Prolonged Houthi attacks on ships in the Red Sea crisis risk devastating effects on the global economy, according to OilPrice
Higher freight costs and delays in cargo deliveries amid the Red Sea crisis could drive up global inflation, according to an OilPrice report this week, citing analysts.
The disruptions to global trade caused by continued Houthi attacks on vessels in the Red Sea have sent shockwaves through global supply chains. Analysts say the repercussions for traffic on the key trade route could continue for months, and ultimately result in a shortage of container ships, which are now using longer routes around the Cape of Good Hope in southern Africa.
“This will strain supply chains and could lead to higher end-product prices, which would fuel inflation just as central banks started to signal rate cuts are in the cards,” OilPrice wrote. Inflation and high interest rates remain a big concern as major economies, which defied predictions of a recession in 2023, could be hit with a downturn this year, experts say.

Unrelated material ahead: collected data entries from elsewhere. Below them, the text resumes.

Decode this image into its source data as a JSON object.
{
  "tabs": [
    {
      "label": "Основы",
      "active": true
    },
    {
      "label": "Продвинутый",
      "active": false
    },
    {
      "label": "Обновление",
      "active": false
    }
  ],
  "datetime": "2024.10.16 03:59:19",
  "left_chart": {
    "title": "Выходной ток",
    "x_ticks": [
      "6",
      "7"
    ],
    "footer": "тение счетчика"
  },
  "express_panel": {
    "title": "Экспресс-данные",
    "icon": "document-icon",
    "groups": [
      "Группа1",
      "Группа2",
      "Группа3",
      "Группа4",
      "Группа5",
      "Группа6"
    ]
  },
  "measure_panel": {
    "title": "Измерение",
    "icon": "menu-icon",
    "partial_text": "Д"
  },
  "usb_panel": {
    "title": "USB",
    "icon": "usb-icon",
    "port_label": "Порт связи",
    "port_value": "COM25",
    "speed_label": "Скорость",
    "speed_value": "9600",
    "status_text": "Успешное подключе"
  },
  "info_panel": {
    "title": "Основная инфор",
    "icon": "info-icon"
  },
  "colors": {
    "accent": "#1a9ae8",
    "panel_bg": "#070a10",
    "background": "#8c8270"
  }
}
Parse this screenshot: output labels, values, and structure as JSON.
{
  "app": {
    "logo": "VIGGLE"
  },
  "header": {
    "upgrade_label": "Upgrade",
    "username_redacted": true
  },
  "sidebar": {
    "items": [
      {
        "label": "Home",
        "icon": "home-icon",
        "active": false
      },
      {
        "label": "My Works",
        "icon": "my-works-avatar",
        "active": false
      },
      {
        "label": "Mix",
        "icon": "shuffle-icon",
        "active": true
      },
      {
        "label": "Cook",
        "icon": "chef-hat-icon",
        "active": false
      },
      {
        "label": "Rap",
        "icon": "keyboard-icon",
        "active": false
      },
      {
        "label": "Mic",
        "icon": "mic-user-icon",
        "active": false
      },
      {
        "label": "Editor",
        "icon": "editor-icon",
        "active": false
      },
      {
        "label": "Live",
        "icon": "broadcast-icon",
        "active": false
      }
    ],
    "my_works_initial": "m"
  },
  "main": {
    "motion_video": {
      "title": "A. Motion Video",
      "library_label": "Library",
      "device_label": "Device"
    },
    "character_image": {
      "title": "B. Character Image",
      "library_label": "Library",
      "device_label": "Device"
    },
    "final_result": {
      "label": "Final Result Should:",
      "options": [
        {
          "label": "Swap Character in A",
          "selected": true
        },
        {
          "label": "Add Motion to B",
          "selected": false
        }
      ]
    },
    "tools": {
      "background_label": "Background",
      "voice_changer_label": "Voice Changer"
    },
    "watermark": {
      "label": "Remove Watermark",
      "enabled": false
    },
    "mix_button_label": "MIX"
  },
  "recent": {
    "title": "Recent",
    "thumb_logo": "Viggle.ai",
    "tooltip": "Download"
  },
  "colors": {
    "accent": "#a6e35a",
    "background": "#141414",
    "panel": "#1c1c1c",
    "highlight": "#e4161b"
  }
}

Central banks could maintain high interest rates for a longer period than currently expected amid the cost-of-living crisis faced by millions of households, according to OilPrice. Europe could be particularly vulnerable to inflation, considering that the Suez Canal is its key maritime trade route from Asia, it noted.
The Yemen-based Houthi rebels have carried out dozens of drone and missile attacks in the Red Sea since the beginning of the Israel-Hamas conflict in October. The militant group has vowed to continue until the hostilities end and the Israeli blockade of Gaza is lifted.
Maritime traffic through the vital sea route, which normally accounts for 15% of global commercial shipping, is down 37% so far in 2024 from a year ago, according to figures from the IMF.